Asgari Yazdan, Sugier Pierre-Emmanuel, Baghfalaki Taban, Lucotte Elise, Karimi Mojgan, Sedki Mohammed, Ngo Amélie, Liquet Benoit, Truong Thérèse
Paris-Saclay University, UVSQ, Gustave Roussy, Inserm, CESP, Team Exposome and Heredity, 94807 Villejuif, France.
Laboratoire de Mathématiques et de leurs Applications de Pau, Université de Pau et des Pays de l'Adour, UMR CNRS 5142, E2S-UPPA, 64000 Pau, France.
NAR Genom Bioinform. 2023 Jul 5;5(3):lqad065. doi: 10.1093/nargab/lqad065. eCollection 2023 Sep.

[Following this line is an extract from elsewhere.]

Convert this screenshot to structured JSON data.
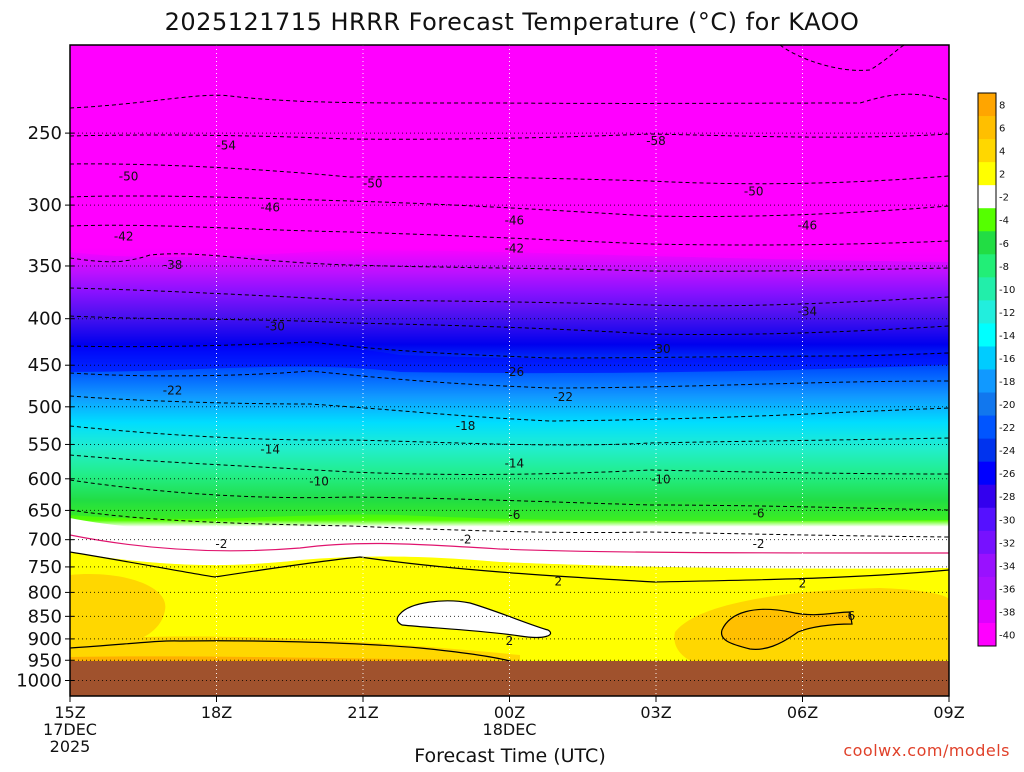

Cross-phenotype association using gene-set analysis can help to detect pleiotropic genes and inform about common mechanisms between diseases. Although there are an increasing number of statistical methods for exploring pleiotropy, there is a lack of proper pipelines to apply gene-set analysis in this context and using genome-scale data in a reasonable running time. We designed a user-friendly pipeline to perform cross-phenotype gene-set analysis between two traits using GCPBayes, a method developed by our team. All analyses could be performed automatically by calling for different scripts in a simple way (using a Shiny app, Bash or R script). A Shiny application was also developed to create different plots to visualize outputs from GCPBayes. Finally, a comprehensive and step-by-step tutorial on how to use the pipeline is provided in our group's GitHub page. We illustrated the application on publicly available GWAS (genome-wide association studies) summary statistics data to identify breast cancer and ovarian cancer susceptibility genes. We have shown that the GCPBayes pipeline could extract pleiotropic genes previously mentioned in the literature, while it also provided new pleiotropic genes and regions that are worthwhile for further investigation. We have also provided some recommendations about parameter selection for decreasing computational time of GCPBayes on genome-scale data.
使用基因集分析的跨表型关联有助于检测多效性基因并揭示疾病之间的共同机制。尽管探索多效性的统计方法越来越多,但在这种情况下,缺乏适当的流程来应用基因集分析并在合理的运行时间内使用基因组规模的数据。我们设计了一个用户友好的流程,使用我们团队开发的方法GCPBayes在两个性状之间进行跨表型基因集分析。所有分析都可以通过简单地调用不同的脚本(使用Shiny应用程序、Bash或R脚本)自动执行。还开发了一个Shiny应用程序来创建不同的图表,以可视化GCPBayes的输出。最后,我们小组的GitHub页面上提供了一个关于如何使用该流程的全面且循序渐进的教程。我们在公开可用的全基因组关联研究(GWAS)汇总统计数据上展示了该应用,以识别乳腺癌和卵巢癌易感基因。我们已经表明,GCPBayes流程可以提取文献中先前提到的多效性基因,同时还提供了值得进一步研究的新的多效性基因和区域。我们还提供了一些关于参数选择的建议,以减少GCPBayes在基因组规模数据上的计算时间。